I could give you a detailed (or perhaps rather vague) history of who St Patrick was (below you’ll see a video giving you some background on our understanding of Patrick today). Instead I just want to focus on a two key aspects.
Patrick was not Irish
We forget this all the time, but Patrick was born and raised in Britain some time in the fifth century. He may have been part Roman and part Briton, but he was certainly not at all Irish. I’m not saying that St Patrick’s day should not include a celebration of positive aspects of Irish culture, but it isn’t an occasion to wear so much green (or orange if you’re supporting the Northern Irish) it’s offensive and to dwell purely on Irish stereotypes. It ought to be a day of reflection on how one man, even if only in myth, could have such an impact on an island as to have his death remembered.
Patrick was a Christian
Somewhere along the line this has been forgotten. Patrick was a monk who, earlier in life, had been taken as a slave to Ireland and later in life returned as a priest and monk to spread the news of Jesus Christ. He potentially combatted heretical Christians and antagonistic pagans to show them that the God of Jesus Christ is the true God and that Christ is his Son and the Spirit is his Spirit; that each is a person and yet is still one God. Today ought to be a celebration of a life of devotion to Jesus Christ. Yes, let’s celebrate (this should be no solemn affair), but remember what it is we are celebrating: the spreading of the good news of Jesus Christ.

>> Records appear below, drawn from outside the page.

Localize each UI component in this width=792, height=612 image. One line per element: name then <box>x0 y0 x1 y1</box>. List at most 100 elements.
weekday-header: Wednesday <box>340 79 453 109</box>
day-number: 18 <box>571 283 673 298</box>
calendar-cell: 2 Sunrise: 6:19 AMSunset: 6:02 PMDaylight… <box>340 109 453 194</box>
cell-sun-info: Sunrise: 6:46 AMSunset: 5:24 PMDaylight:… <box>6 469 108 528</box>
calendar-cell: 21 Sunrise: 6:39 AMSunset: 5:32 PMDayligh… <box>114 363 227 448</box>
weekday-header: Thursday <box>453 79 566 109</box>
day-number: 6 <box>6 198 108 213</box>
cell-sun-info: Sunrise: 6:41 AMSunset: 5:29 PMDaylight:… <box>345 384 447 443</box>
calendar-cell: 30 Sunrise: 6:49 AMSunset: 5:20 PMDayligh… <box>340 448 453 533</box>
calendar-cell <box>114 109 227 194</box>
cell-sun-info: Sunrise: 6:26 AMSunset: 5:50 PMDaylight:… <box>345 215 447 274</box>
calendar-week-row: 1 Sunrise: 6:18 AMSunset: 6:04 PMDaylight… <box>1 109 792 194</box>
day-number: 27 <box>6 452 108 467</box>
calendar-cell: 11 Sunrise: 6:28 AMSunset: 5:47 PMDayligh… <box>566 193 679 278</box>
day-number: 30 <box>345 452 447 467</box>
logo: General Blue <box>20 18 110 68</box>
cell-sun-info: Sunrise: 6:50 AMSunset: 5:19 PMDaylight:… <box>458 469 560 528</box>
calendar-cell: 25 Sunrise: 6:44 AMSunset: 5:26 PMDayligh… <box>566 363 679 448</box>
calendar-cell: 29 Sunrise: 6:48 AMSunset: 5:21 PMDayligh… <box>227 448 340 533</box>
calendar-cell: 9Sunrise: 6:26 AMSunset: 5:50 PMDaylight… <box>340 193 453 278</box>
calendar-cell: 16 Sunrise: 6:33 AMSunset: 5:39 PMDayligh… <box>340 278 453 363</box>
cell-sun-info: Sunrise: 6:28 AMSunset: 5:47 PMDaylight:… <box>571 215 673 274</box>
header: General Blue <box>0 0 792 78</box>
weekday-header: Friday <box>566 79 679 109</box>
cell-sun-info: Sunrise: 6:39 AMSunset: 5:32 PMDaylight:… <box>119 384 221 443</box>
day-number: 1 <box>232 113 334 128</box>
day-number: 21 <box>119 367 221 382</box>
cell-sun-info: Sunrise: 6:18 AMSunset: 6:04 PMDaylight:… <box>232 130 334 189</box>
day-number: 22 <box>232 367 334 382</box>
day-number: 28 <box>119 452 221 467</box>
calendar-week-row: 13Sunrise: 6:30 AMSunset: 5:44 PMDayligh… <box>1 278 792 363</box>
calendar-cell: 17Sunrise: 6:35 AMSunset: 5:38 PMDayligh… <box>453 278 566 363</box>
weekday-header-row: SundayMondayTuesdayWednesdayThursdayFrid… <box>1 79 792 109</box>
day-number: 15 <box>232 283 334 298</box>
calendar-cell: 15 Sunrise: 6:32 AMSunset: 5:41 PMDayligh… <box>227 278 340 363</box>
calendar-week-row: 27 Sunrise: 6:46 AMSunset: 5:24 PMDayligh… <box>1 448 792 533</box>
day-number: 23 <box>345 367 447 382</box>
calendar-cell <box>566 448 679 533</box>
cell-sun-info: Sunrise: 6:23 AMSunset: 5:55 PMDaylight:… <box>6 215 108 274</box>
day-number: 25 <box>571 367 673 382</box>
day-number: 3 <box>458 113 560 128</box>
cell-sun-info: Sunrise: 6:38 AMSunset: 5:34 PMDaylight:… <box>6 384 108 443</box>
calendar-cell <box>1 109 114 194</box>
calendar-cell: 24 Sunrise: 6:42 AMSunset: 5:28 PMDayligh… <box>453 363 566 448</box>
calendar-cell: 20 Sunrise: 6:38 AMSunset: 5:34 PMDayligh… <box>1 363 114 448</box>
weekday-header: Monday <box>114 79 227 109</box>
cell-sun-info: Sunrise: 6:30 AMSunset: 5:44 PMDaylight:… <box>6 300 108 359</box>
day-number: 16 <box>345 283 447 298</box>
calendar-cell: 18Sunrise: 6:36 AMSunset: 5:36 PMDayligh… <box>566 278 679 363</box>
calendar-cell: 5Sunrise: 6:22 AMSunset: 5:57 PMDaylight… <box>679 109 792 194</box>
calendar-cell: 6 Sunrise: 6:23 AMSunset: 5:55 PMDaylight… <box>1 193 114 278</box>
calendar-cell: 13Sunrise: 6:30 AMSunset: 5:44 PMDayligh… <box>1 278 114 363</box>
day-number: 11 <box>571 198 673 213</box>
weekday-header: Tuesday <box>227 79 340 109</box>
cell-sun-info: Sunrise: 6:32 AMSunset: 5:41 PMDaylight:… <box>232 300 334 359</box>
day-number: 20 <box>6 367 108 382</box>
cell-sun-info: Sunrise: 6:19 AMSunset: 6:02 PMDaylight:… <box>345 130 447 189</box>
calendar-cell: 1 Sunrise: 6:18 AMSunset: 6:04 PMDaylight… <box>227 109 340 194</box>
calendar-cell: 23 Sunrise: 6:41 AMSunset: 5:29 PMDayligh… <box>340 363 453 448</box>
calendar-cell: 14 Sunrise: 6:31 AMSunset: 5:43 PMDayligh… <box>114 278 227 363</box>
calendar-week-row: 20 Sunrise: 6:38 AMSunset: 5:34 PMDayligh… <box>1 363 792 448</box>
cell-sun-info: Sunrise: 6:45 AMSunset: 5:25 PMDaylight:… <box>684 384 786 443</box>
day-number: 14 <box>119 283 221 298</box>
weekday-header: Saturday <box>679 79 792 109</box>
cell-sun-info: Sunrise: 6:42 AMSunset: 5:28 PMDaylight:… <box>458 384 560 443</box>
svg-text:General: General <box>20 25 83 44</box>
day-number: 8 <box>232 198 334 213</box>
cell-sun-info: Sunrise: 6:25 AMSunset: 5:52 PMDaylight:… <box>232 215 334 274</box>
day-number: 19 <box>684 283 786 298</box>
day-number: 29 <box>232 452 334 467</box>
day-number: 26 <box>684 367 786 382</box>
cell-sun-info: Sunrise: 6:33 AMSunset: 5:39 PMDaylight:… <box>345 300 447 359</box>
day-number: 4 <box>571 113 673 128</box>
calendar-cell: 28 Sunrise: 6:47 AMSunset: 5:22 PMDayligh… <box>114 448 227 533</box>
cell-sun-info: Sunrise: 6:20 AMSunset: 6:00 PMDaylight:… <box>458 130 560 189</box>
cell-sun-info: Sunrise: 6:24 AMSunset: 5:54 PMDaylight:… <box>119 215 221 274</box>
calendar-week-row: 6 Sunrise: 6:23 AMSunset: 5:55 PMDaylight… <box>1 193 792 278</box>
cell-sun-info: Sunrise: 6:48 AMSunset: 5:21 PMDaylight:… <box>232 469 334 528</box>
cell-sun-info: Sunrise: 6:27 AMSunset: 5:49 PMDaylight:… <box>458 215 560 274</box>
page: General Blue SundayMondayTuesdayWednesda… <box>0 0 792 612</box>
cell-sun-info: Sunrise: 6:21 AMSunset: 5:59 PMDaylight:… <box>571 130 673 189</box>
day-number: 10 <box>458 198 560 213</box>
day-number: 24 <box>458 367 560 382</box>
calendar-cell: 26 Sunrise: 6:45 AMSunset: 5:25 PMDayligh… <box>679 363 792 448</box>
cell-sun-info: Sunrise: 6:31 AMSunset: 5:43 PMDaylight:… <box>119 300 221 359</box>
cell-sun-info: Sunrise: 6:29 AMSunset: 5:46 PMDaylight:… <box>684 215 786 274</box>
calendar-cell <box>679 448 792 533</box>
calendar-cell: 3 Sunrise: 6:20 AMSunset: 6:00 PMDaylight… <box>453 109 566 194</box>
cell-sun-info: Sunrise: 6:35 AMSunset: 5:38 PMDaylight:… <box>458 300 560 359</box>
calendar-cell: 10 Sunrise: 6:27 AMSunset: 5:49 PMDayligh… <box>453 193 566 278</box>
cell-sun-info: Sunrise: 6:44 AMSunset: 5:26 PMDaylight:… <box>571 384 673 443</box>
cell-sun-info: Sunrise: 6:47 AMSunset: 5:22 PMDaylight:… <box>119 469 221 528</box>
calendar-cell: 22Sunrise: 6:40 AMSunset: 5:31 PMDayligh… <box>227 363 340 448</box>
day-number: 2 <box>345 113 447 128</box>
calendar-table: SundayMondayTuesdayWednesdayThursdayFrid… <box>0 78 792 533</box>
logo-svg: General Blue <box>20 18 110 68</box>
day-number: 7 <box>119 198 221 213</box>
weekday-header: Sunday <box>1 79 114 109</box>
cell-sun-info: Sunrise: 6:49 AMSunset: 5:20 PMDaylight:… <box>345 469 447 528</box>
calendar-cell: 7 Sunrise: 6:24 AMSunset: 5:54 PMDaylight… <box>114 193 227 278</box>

Let me leave with a video on St Patrick from Thomas O’Loughlin and a passage from Patrick’s Confession.
From his Confession Part II, 16 on his learning to pray:
But after I had come to Ireland,
it was then that I was made to shepherd the flocks day after day,
and, as I did so, I would pray all the time, right through the day.
More and more the love of God and fear of him grew strong within me,
and as my faith grew, so the Spirit became more and more active,
so that in a single day I would say as many as a hundred prayers,
and at night only slightly less.
Although I might be staying in a forest or out on a mountainside,
it would be the same;
even before dawn broke, I would be aroused to pray.
In snow, in frost, in rain,
I would hardly notice any discomfort,
and I was never slack but always full of energy.
It is clear to me now, that this was due to the fervor of the Spirit within me.
May we all find ourselves so filled with the fervor of the Spirit.